A man sitting in an adirondack chair in a garden, hand on chin, smiling.

(Natasha Komoda)

[Hear Ross Gay Reading Pawpaw Grove on this episode of Earth Eats.]

Yesterday I left my building on campus and was biking along the Jordan River--truly, it's called the Jordan River and unlike its more famous cousin, was named for David Starr Jordan, one-time president of Indiana University, eventual president of Stanford University, and pioneer in the field of eugenics--to investigate what I suspected, zooming by a few days back, might be a pawpaw grove. It is a sweet correction this computer keeps making, turning pawpaw into papaw, which means, for those of you not from this neck of the woods, papa or grandpa, which a pawpaw grove can feel like, especially standing inside of it, midday, when the light limns the big leaves like stained glass and suddenly you're inside something ancient and protective.

It only now occurs to me that not every reader will know the pawpaw, which doubles my delight, for I am introducing you to the largest fruit native to the States. Its custardy meat surrounds a handful of large black seeds. It tastes like a blend of banana and mango, in that tropical ballpark, shocking here in the Midwest, and as a consequence of its flavor profile it has been called the Indiana or Hoosier banana, the Michigan banana, the Kentucky banana, the Ohio banana, the West Virginia banana, and probably, the Pennsylvania banana. And maybe the Virginia banana. And most likely the Illinois banana. Alabama banana for sure. And the banana of Kansas. The leaves seem to be insecticidal and smell that way. The flowers are so labial they will warm your heart.

Telling where this grove is--between Ballantine Hall and the President's House, right along the river, which is actually a creek--is not, evidently, the kind of thing you always do, which I learned when I asked my friend Julie where the pawpaw grove was that she was raving about the previous year. "I'm not telling!" she laughed, incredulous, though she does not remember this interaction, or her pawpaw grove, conveniently. I admire her pawpaw covetousness. It reminds me of the dreams I still sometimes have--sleeping dreams--of treasure of one kind or another. As a kid it used to be money, especially silver coins, often in big old chests, something I imagine was informed at least somewhat by the movie Goonies.

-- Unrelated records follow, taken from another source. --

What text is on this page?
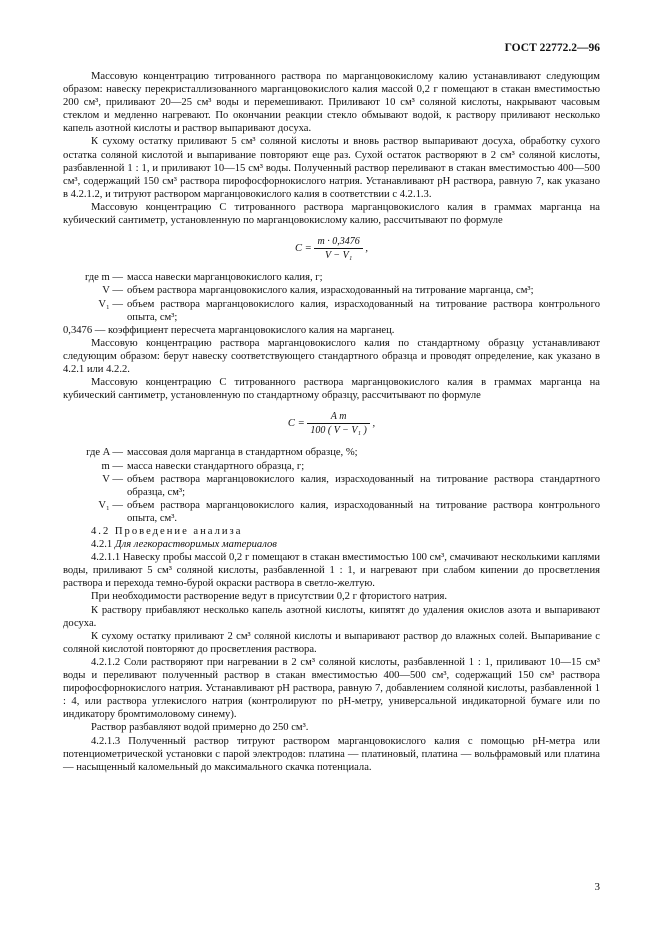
ГОСТ 22772.2—96

Массовую концентрацию титрованного раствора по марганцовокислому калию устанавливают следующим образом: навеску перекристаллизованного марганцовокислого калия массой 0,2 г помещают в стакан вместимостью 200 см³, приливают 20—25 см³ воды и перемешивают. Приливают 10 см³ соляной кислоты, накрывают часовым стеклом и медленно нагревают. По окончании реакции стекло обмывают водой, к раствору приливают несколько капель азотной кислоты и раствор выпаривают досуха.

К сухому остатку приливают 5 см³ соляной кислоты и вновь раствор выпаривают досуха, обработку сухого остатка соляной кислотой и выпаривание повторяют еще раз. Сухой остаток растворяют в 2 см³ соляной кислоты, разбавленной 1 : 1, и приливают 10—15 см³ воды. Полученный раствор переливают в стакан вместимостью 400—500 см³, содержащий 150 см³ раствора пирофосфорнокислого натрия. Устанавливают pH раствора, равную 7, как указано в 4.2.1.2, и титруют раствором марганцовокислого калия в соответствии с 4.2.1.3.

Массовую концентрацию C титрованного раствора марганцовокислого калия в граммах марганца на кубический сантиметр, установленную по марганцовокислому калию, рассчитывают по формуле

$C = \frac{m \cdot 0,3476}{\text{V − V₁}}$ ,
где m — масса навески марганцовокислого калия, г;
V — объем раствора марганцовокислого калия, израсходованный на титрование марганца, см³;
V₁ — объем раствора марганцовокислого калия, израсходованный на титрование раствора контрольного опыта, см³;

0,3476 — коэффициент пересчета марганцовокислого калия на марганец.

Массовую концентрацию раствора марганцовокислого калия по стандартному образцу устанавливают следующим образом: берут навеску соответствующего стандартного образца и проводят определение, как указано в 4.2.1 или 4.2.2.

Массовую концентрацию C титрованного раствора марганцовокислого калия в граммах марганца на кубический сантиметр, установленную по стандартному образцу, рассчитывают по формуле

$C = \frac{\text{A m}}{\text{100 ( V − V₁ )}}$ ,
где A — массовая доля марганца в стандартном образце, %;
m — масса навески стандартного образца, г;
V — объем раствора марганцовокислого калия, израсходованный на титрование раствора стандартного образца, см³;
V₁ — объем раствора марганцовокислого калия, израсходованный на титрование раствора контрольного опыта, см³.

4.2 Проведение анализа

4.2.1 Для легкорастворимых материалов

4.2.1.1 Навеску пробы массой 0,2 г помещают в стакан вместимостью 100 см³, смачивают несколькими каплями воды, приливают 5 см³ соляной кислоты, разбавленной 1 : 1, и нагревают при слабом кипении до просветления раствора и перехода темно-бурой окраски раствора в светло-желтую.

При необходимости растворение ведут в присутствии 0,2 г фтористого натрия.

К раствору прибавляют несколько капель азотной кислоты, кипятят до удаления окислов азота и выпаривают досуха.

К сухому остатку приливают 2 см³ соляной кислоты и выпаривают раствор до влажных солей. Выпаривание с соляной кислотой повторяют до просветления раствора.

4.2.1.2 Соли растворяют при нагревании в 2 см³ соляной кислоты, разбавленной 1 : 1, приливают 10—15 см³ воды и переливают полученный раствор в стакан вместимостью 400—500 см³, содержащий 150 см³ раствора пирофосфорнокислого натрия. Устанавливают pH раствора, равную 7, добавлением соляной кислоты, разбавленной 1 : 4, или раствора углекислого натрия (контролируют по pH-метру, универсальной индикаторной бумаге или по индикатору бромтимоловому синему).

Раствор разбавляют водой примерно до 250 см³.

4.2.1.3 Полученный раствор титруют раствором марганцовокислого калия с помощью pH-метра или потенциометрической установки с парой электродов: платина — платиновый, платина — вольфрамовый или платина — насыщенный каломельный до максимального скачка потенциала.

3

But as I get older, the treasure in my dreams seems to shift. Now it's a veggie burger and French fries up the hill and around the bend that I can't remember how to get to. Or one final football game, granted thanks to some kind of athletic eligibility snafu, at which, when I arrive for it, usually late, my teammates either don't recognize me or would rather I didn't play. Or, less miserably, last night I left an event in celebration of my Uncle Roy who was also Barack Obama, because I was underdressed [a theme]. I found some beautiful green pants that fit me well in a chest of drawers in my childhood apartment, though I lost track of the festivities, so enamored was I of theses pants. My mother stepped out from the hall, shouting disapprovingly that the first speaker had already finished, turning quickly on her heel to return to her seat.

The delight of a pawpaw grove, in addition to the groveness, which is also a kind of naveness, is in learning how to spot the fruit, which hangs in clusters, often and somewhat hight in the tree. This encourages pointing, especially if you are not alone, a human faculty that deserves at least a little celebration, something I realized with I pointed toward a grape I had tossed in the direction of a dog to no effect, and then a few days later pointing at a bird for a baby to notice, same result. The pointing skill, pointing and following the point, is acquired (I wonder if there is a pointing stage), and a miracle of cognition. A miracle to know there is an invisible line between the index finger and that barely discernable trio of fruit swaying way up in the canopy, blending into the leaves until they twist barely into the light, and out of it. There's one, you whisper, lest they fly away.